Becca turned toward the door just as it swung open and Hudson’s gaze followed. He was frustrated. He needed to talk to her, and his frustration increased when he saw his friends Jarrett and The Third swing into the room.
“I thought since Scott was in jail all this life-threatening crap would quit,” The Third said. “What the hell happened?”
“Trying to figure it out,” Hudson said, looking at Becca.
She knew he needed to talk more to her, but then Zeke entered the room, looking as if he’d lost ten pounds and aged as many years, and the conversation took off.
Becca took the opportunity to extricate herself from Hudson. She’d given him a hell of a lot to think about, and she wanted to make up her own mind about what to do next without his cynosure. “I’ll be back later,” she said.
“When?” he demanded.
“Soon.”
“And you’re letting McNally handle things, right?”
“Right.”
She slipped out of the room before he could protest, leaving him with his friends and a thundercloud of frustration darkening his expression.
Becca jogged across the parking lot to her beater of a rental car while a million questions chased after her. Jessie’s family had lived here. Jessie had known she was adopted. Jessie’s adoptive parents had owned a second place in Deception Bay. The people at Siren Song resembled her and were secretive. Renee had been killed for what she learned.
Becca climbed into the rental, jabbed her keys into the ignition, and took off through the puddles of the parking lot. The rain had stopped but clouds covered the sky, melding to the ocean and obscuring the horizon. She drove toward Deception Bay. That’s where all the lies, deceit, and murder began. In a sleepy little coastal village shrouded in secrets and lies.
She turned off 101 and drove down the desolate main street of town. Could she really have been born here? Even lived here in this tiny fishing village? A part of Siren Song. She’d known it felt familiar.
She parked not far from the Sands of Thyme bakery, which, like so many of the businesses, was closed.
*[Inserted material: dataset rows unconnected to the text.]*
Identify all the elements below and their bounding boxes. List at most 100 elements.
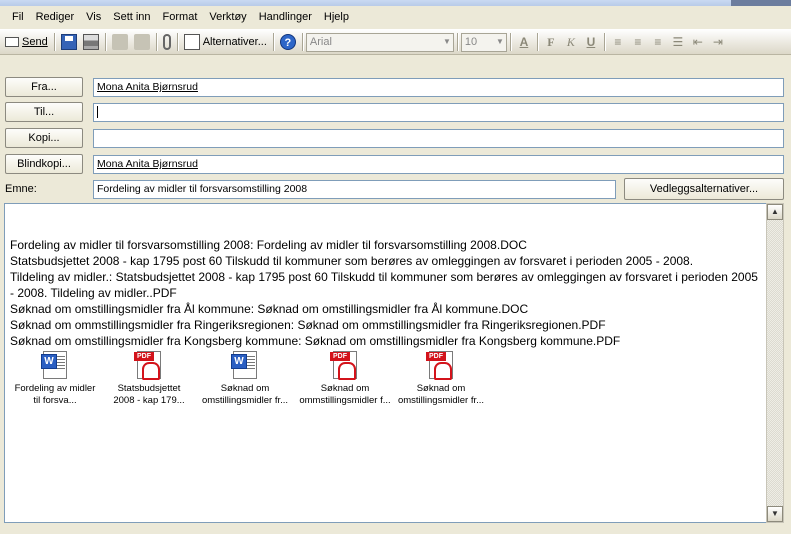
toolbar-separator (536, 33, 538, 51)
pdf-document-icon (426, 351, 453, 380)
attachment-name-line2: til forsva... (33, 395, 77, 406)
align-left-button[interactable]: ≡ (608, 32, 628, 52)
from-button[interactable]: Fra... (5, 77, 83, 97)
attachment-item[interactable]: Søknad om omstillingsmidler fr... (393, 351, 489, 407)
send-label: Send (22, 36, 48, 48)
bcc-value: Mona Anita Bjørnsrud (97, 158, 198, 170)
options-button[interactable]: Alternativer... (181, 31, 270, 53)
paperclip-icon (162, 34, 171, 50)
copy-icon (133, 34, 150, 50)
attachment-item[interactable]: Søknad om omstillingsmidler fr... (197, 351, 293, 407)
save-icon (60, 34, 77, 50)
menu-tools[interactable]: Verktøy (203, 8, 252, 26)
toolbar: Send Alternativer... ? Arial ▼ 10 ▼ A F … (0, 29, 791, 55)
cut-button[interactable] (109, 31, 131, 53)
bold-button[interactable]: F (541, 32, 561, 52)
attachment-item[interactable]: Søknad om ommstillingsmidler f... (297, 351, 393, 407)
font-select[interactable]: Arial ▼ (305, 32, 454, 52)
from-value: Mona Anita Bjørnsrud (97, 81, 198, 93)
size-select-value: 10 (464, 36, 478, 48)
toolbar-separator (603, 33, 605, 51)
body-line: Søknad om omstillingsmidler fra Kongsber… (10, 334, 621, 348)
scroll-down-button[interactable]: ▼ (767, 506, 783, 522)
print-button[interactable] (80, 31, 102, 53)
vertical-scrollbar[interactable]: ▲ ▼ (766, 203, 784, 523)
text-cursor (97, 106, 98, 119)
to-field[interactable] (93, 103, 784, 122)
dropdown-arrow-icon: ▼ (495, 36, 504, 46)
word-document-icon (41, 351, 67, 379)
toolbar-separator (272, 33, 274, 51)
subject-label: Emne: (5, 183, 37, 195)
toolbar-separator (176, 33, 178, 51)
toolbar-separator (456, 33, 458, 51)
attachment-name-line2: omstillingsmidler fr... (201, 395, 289, 406)
menu-bar: Fil Rediger Vis Sett inn Format Verktøy … (0, 6, 791, 28)
help-icon: ? (279, 34, 296, 50)
attachment-name-line2: 2008 - kap 179... (113, 395, 185, 406)
attachment-options-button[interactable]: Vedleggsalternativer... (624, 178, 784, 200)
attachment-name-line2: ommstillingsmidler f... (299, 395, 391, 406)
print-icon (82, 34, 99, 50)
body-line: Fordeling av midler til forsvarsomstilli… (10, 238, 527, 252)
subject-field[interactable]: Fordeling av midler til forsvarsomstilli… (93, 180, 616, 199)
menu-insert[interactable]: Sett inn (107, 8, 156, 26)
options-icon (183, 34, 200, 50)
align-right-button[interactable]: ≡ (648, 32, 668, 52)
word-document-icon (231, 351, 257, 379)
attachment-name-line1: Søknad om (416, 383, 466, 394)
bottom-frame (0, 525, 791, 534)
message-body[interactable]: Fordeling av midler til forsvarsomstilli… (4, 203, 766, 523)
menu-view[interactable]: Vis (80, 8, 107, 26)
menu-actions[interactable]: Handlinger (253, 8, 318, 26)
body-line: Statsbudsjettet 2008 - kap 1795 post 60 … (10, 254, 694, 268)
cut-icon (111, 34, 128, 50)
toolbar-separator (53, 33, 55, 51)
attachment-name-line1: Statsbudsjettet (117, 383, 181, 394)
bcc-field[interactable]: Mona Anita Bjørnsrud (93, 155, 784, 174)
attach-button[interactable] (160, 31, 174, 53)
menu-help[interactable]: Hjelp (318, 8, 355, 26)
attachment-name-line1: Fordeling av midler (14, 383, 96, 394)
attachment-item[interactable]: Statsbudsjettet 2008 - kap 179... (101, 351, 197, 407)
send-button[interactable]: Send (2, 31, 51, 53)
bullets-button[interactable]: ☰ (668, 32, 688, 52)
attachment-item[interactable]: Fordeling av midler til forsva... (7, 351, 103, 407)
attachment-name-line1: Søknad om (320, 383, 370, 394)
bcc-button[interactable]: Blindkopi... (5, 154, 83, 174)
from-field[interactable]: Mona Anita Bjørnsrud (93, 78, 784, 97)
pdf-document-icon (134, 351, 161, 380)
body-line: Søknad om ommstillingsmidler fra Ringeri… (10, 318, 606, 332)
options-label: Alternativer... (202, 36, 267, 48)
font-select-value: Arial (309, 36, 332, 48)
help-button[interactable]: ? (277, 31, 299, 53)
to-button[interactable]: Til... (5, 102, 83, 122)
align-center-button[interactable]: ≡ (628, 32, 648, 52)
cc-field[interactable] (93, 129, 784, 148)
subject-value: Fordeling av midler til forsvarsomstilli… (97, 183, 308, 195)
attachment-name-line1: Søknad om (220, 383, 270, 394)
font-color-button[interactable]: A (514, 32, 534, 52)
cc-button[interactable]: Kopi... (5, 128, 83, 148)
dropdown-arrow-icon: ▼ (442, 36, 451, 46)
toolbar-separator (104, 33, 106, 51)
italic-button[interactable]: K (561, 32, 581, 52)
copy-button[interactable] (131, 31, 153, 53)
body-line: Tildeling av midler.: Statsbudsjettet 20… (10, 270, 758, 300)
scroll-up-button[interactable]: ▲ (767, 204, 783, 220)
pdf-document-icon (330, 351, 357, 380)
toolbar-separator (509, 33, 511, 51)
body-line: Søknad om omstillingsmidler fra Ål kommu… (10, 302, 529, 316)
save-button[interactable] (58, 31, 80, 53)
underline-button[interactable]: U (581, 32, 601, 52)
menu-format[interactable]: Format (157, 8, 204, 26)
body-text: Fordeling av midler til forsvarsomstilli… (10, 237, 765, 349)
increase-indent-button[interactable]: ⇥ (708, 32, 728, 52)
size-select[interactable]: 10 ▼ (460, 32, 507, 52)
menu-edit[interactable]: Rediger (30, 8, 81, 26)
send-icon (5, 37, 19, 47)
toolbar-separator (301, 33, 303, 51)
attachment-name-line2: omstillingsmidler fr... (397, 395, 485, 406)
decrease-indent-button[interactable]: ⇤ (688, 32, 708, 52)
menu-file[interactable]: Fil (6, 8, 30, 26)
Climbing from the rental, she noticed that for once not a breath of breeze stirred through the streets, and the fog bank sitting out to sea seemed to ride slowly inland on the back of the swells.
Shivering inside, she pulled her sweatshirt more tightly around her. The calm before the storm.
Cold dread climbed up her spine and she wondered if she really wanted to uncover the truth, to pick apart its onion-skin thin layers of lies. How many people had tried to keep her from knowing the circumstances of her birth, and why had it inflamed one maniac enough that he would kill and kill again?